В глуши бутылочного рая, Где пальмы высохли давно, Под электричеством играя, В бокале плавало окно. Оно, как золото, блестело, Потом садилось, тяжелело, Над ним пивной дымок вился… Но это рассказать нельзя. Звеня серебряной цепочкой, Спадает с лестницы народ, Трещит картонною сорочкой, С бутылкой водит хоровод. Сирена бледная за стойкой Гостей попотчует настойкой, Скосит глаза, уйдет, придет, Потом с гитарой на отлет Она поет, поет о милом, Как милого она любила, Как, ласков к телу и жесток, Впивался шелковый шнурок, Как по стаканам висла виски, Как, из разбитого виска Измученную грудь обрызгав, Он вдруг упал. Была тоска, И все, о чем она ни пела, Легло в бокал белее мела. Мужчины тоже все кричали, Они качались по столам, По потолкам они качали Бедлам с цветами пополам.

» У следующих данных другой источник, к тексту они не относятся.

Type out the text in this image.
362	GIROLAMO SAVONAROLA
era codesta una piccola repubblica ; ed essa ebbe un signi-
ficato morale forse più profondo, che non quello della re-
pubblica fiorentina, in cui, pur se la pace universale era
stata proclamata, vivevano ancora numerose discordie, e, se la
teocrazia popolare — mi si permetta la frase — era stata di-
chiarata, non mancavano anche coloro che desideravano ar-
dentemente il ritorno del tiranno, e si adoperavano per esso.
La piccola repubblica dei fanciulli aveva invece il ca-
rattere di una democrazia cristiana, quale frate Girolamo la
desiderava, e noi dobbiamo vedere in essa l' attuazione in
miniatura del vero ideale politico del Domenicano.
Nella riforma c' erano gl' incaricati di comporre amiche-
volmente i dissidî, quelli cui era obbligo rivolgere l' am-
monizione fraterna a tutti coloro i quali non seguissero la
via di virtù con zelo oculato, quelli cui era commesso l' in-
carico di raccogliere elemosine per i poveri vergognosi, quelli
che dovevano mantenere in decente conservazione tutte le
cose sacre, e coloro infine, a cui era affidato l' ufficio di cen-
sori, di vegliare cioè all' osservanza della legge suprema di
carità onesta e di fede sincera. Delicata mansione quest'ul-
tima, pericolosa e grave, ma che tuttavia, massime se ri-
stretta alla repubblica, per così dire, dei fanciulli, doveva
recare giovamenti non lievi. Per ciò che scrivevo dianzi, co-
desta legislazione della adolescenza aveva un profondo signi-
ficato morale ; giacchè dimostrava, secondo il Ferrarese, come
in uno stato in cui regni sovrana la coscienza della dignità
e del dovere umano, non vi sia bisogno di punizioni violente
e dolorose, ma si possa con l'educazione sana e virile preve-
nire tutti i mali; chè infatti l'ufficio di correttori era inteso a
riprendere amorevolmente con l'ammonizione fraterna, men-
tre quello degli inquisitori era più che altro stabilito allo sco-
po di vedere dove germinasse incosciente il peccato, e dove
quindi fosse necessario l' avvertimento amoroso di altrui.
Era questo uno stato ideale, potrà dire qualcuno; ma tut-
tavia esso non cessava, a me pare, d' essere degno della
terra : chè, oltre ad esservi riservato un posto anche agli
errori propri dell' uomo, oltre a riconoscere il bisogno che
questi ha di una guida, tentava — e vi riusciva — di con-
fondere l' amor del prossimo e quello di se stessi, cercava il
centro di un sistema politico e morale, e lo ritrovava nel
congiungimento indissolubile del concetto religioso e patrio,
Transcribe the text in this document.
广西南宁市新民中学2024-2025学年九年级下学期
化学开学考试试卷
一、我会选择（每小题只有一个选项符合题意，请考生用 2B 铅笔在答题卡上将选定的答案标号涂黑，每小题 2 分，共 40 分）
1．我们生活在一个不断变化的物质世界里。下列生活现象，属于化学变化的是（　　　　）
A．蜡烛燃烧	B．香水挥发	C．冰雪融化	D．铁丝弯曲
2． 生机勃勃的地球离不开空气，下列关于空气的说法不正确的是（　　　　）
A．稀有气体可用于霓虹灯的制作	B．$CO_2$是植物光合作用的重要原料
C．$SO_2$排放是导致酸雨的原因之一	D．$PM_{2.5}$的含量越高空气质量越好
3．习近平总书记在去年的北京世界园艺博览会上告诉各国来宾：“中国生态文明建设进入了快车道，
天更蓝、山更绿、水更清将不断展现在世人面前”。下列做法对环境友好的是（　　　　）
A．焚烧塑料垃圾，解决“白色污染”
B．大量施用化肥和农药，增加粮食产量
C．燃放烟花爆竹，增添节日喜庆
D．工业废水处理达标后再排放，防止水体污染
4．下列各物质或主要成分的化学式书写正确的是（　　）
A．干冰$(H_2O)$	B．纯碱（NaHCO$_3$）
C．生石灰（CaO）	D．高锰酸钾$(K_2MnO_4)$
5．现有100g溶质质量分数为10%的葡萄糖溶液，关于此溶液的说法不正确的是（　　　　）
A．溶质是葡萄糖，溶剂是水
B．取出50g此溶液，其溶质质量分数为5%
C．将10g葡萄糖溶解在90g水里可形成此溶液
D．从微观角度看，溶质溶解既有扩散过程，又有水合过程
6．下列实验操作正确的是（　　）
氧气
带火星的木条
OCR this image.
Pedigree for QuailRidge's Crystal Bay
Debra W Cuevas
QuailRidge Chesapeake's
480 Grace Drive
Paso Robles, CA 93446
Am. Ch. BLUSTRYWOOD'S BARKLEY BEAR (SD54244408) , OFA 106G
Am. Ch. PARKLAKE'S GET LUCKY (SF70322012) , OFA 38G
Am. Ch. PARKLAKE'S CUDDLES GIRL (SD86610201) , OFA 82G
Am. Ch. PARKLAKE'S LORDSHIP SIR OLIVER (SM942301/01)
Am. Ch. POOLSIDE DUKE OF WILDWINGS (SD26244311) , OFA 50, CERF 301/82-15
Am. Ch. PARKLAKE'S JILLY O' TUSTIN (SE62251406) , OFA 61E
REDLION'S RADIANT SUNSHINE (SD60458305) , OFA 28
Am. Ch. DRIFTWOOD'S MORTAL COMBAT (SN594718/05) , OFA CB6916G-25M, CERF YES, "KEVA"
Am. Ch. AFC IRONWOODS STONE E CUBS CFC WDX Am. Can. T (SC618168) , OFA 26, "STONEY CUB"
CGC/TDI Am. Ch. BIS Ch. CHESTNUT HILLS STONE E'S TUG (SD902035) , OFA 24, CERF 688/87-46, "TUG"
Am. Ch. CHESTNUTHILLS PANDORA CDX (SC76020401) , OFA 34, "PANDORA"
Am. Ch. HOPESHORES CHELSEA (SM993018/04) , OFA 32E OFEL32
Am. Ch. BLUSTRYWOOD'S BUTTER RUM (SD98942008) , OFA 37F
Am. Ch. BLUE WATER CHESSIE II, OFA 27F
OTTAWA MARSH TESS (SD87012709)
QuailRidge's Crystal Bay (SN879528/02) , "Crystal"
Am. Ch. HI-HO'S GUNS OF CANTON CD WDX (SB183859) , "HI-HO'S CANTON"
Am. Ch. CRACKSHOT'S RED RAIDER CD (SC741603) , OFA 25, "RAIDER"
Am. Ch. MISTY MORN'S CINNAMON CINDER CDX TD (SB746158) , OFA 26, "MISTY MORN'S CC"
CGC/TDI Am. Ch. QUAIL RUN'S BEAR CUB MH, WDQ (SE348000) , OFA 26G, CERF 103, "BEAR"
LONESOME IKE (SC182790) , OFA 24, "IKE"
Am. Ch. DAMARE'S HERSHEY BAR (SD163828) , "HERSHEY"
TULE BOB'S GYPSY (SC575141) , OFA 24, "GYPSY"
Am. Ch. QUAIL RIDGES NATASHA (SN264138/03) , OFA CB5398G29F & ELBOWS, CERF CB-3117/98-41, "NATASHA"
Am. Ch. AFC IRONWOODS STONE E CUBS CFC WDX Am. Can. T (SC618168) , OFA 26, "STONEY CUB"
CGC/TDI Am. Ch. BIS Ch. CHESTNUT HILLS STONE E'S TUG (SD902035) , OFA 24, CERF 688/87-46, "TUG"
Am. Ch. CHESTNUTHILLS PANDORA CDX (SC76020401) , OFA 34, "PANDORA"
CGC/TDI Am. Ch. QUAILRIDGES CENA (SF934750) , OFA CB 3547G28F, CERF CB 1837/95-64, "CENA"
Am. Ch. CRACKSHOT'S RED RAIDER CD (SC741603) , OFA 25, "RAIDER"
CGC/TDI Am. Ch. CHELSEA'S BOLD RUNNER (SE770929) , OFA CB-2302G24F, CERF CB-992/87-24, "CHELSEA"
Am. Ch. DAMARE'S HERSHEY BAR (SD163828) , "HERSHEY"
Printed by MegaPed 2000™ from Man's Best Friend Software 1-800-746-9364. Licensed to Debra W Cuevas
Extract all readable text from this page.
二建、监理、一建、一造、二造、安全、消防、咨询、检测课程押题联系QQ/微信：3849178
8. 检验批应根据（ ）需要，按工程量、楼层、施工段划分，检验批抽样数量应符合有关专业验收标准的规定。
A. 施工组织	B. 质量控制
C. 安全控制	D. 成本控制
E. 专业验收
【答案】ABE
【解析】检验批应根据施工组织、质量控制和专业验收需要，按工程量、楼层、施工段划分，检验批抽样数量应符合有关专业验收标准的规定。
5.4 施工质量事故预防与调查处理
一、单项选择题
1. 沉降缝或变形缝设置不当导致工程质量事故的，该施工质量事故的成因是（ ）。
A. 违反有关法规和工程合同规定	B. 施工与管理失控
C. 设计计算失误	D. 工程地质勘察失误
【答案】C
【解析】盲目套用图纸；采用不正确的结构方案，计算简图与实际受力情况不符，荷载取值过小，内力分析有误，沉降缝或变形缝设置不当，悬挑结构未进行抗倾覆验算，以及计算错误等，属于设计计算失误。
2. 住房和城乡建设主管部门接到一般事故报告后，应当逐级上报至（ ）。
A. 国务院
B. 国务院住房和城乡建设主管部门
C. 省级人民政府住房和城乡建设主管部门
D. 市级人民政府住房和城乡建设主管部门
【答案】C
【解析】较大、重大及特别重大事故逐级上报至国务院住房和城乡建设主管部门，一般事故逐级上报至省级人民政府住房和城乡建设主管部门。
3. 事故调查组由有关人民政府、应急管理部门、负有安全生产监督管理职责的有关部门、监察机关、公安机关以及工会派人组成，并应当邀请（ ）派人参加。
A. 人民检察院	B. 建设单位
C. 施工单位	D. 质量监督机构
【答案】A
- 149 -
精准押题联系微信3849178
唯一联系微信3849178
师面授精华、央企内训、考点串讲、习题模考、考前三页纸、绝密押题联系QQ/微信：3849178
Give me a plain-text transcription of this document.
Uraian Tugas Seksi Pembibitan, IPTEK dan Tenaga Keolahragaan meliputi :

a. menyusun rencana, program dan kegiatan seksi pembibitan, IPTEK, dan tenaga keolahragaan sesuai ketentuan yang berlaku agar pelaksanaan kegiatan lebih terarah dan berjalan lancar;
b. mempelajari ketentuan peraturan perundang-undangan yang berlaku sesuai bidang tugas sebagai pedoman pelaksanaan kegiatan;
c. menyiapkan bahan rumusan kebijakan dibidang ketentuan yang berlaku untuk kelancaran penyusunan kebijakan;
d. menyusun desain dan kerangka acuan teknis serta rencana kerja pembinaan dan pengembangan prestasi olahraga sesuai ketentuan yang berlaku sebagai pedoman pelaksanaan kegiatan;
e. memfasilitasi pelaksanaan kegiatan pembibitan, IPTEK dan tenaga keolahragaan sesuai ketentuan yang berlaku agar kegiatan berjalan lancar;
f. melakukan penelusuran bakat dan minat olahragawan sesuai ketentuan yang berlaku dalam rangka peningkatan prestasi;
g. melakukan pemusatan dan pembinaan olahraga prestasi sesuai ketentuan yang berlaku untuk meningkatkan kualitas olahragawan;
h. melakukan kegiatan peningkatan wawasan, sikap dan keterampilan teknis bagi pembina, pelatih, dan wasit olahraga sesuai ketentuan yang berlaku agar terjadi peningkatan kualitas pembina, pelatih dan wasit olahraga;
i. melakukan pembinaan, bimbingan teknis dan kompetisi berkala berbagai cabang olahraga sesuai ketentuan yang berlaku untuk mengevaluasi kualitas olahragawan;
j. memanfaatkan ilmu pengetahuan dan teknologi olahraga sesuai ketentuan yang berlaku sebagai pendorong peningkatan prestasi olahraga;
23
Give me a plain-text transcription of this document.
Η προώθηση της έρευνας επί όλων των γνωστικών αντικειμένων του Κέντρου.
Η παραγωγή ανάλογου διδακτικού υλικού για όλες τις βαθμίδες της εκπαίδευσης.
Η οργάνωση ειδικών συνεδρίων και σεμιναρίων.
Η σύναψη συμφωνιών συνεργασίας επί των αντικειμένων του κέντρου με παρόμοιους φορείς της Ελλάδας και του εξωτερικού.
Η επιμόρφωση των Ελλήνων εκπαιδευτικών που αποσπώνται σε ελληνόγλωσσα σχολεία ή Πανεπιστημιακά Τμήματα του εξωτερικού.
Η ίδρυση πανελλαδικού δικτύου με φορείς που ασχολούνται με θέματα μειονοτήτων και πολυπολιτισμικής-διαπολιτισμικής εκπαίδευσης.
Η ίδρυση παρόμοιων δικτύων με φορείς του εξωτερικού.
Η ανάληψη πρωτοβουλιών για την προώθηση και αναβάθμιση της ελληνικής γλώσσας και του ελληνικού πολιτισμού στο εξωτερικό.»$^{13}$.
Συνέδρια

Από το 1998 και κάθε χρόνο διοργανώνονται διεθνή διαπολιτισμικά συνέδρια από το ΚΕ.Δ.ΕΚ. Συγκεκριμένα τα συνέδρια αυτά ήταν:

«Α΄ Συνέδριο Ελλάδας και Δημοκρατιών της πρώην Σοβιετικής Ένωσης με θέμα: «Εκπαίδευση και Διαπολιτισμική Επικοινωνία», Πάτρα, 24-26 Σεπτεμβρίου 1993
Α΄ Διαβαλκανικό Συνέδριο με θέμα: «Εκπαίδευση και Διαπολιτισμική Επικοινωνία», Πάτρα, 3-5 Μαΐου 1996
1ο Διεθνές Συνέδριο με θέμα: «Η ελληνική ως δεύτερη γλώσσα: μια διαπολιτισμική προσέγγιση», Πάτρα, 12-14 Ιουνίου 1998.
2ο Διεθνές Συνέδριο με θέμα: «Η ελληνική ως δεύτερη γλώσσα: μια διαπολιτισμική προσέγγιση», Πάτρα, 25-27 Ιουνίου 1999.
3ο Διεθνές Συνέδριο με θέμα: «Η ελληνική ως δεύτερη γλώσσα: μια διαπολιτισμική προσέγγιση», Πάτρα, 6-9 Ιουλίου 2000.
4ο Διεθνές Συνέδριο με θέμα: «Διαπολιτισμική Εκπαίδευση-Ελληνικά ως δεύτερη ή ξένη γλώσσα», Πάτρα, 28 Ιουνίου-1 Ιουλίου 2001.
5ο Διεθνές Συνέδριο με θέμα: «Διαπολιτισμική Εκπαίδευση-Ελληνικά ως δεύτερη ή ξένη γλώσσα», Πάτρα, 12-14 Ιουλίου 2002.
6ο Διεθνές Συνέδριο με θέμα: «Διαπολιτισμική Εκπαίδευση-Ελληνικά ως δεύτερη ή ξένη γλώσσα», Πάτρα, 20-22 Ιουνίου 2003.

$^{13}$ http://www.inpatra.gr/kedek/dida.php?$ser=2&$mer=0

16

Один рыдает, толстопузик, Другой кричит: «Я — Иисусик, Молитесь мне, я на кресте, В ладонях гвозди и везде!» К нему сирена подходила, И вот, тарелки оседлав, Бокалов бешеный конклав Зажегся, как паникадило. Глаза упали, точно гири, Бокал разбили, вышла ночь, И жирные автомобили, Схватив под мышки Пикадилли, Легко откатывали прочь. А за окном в глуши времен Блистал на мачте лампион. Там Невский в блеске и тоске, В ночи переменивший краски, От сказки был на волоске, Ветрами вея без опаски. И как бы яростью объятый, Через туман, тоску, бензин, Над башней рвался шар крылатый И имя «Зингер» возносил.

1926

Футбол

Ликует форвард на бегу. Теперь ему какое дело! Недаром согнуто в дугу Его стремительное тело. Как плащ, летит его душа, Ключица стукается звонко О перехват его плаща. Танцует в ухе перепонка, Танцует в горле виноград, И шар перелетает ряд. Его хватают наугад, Его отравою поят, Но башмаков железный яд Ему страшнее во сто крат. Назад! Свалились в кучу беки, Опухшие от сквозняка, Но к ним через моря и реки, Просторы, площади, снега, Расправив пышные доспехи И накренясь в меридиан, Несется шар. В душе у форварда пожар, Гремят, как сталь, его колена, Но уж из горла бьет фонтан, Он падает, кричит: «Измена!» А шар вертится между стен, Дымится, пучится, хохочет, Глазок сожмет: «Спокойной ночи!» Глазок откроет: «Добрый день!» И форварда замучить хочет. Четыре гола пали в ряд, Над ними трубы не гремят, Их сосчитал и тряпкой вытер Меланхолический голкипер И крикнул ночь. Приходит ночь. Бренча алмазною заслонкой, Она вставляет черный ключ В атмосферическую лунку. Открылся госпиталь. Увы, Здесь форвард спит без головы. Над ним два медные копья Упрямый шар веревкой вяжут, С плиты загробная вода Стекает в ямки вырезные, И сохнет в горле виноград. Спи, форвард, задом наперед! Спи, бедный форвард! Над землею Заря упала, глубока, Танцуют девочки с зарею У голубого ручейка. Все так же вянут на покое В лиловом домике обои, Стареет мама с каждым днем… Спи, бедный форвард! Мы живем.

1926, Москва

Офорт

И грянул на весь оглушительный зал: «Покойник из царского дома бежал!»
Покойник по улицам гордо идет, Его постояльцы ведут под уздцы, Он голосом трубным молитву поет И руки вздымает наверх. Он в медных очках, перепончатых рамах, Переполнен до горла подземной водой. Над ним деревянные птицы со стуком Смыкают на створках крыла. А кругом громобой, цилиндров бряцанье И курчавое небо, а тут — Городская коробка с расстегнутой дверью И за стеклышком — розмарин.

1927

Болезнь

Больной, свалившись на кровать, Руки не может приподнять. Вспотевший лоб прямоуголен — Больной двенадцать суток болен. Во сне он видит чьи-то рыла, Тупые, плотные, как дуб. Тут лошадь веки приоткрыла, Квадратный выставила зуб. Она грызет пустые склянки, Склонившись, Библию читает, Танцует, мочится в лоханки И голосом жены больного утешает.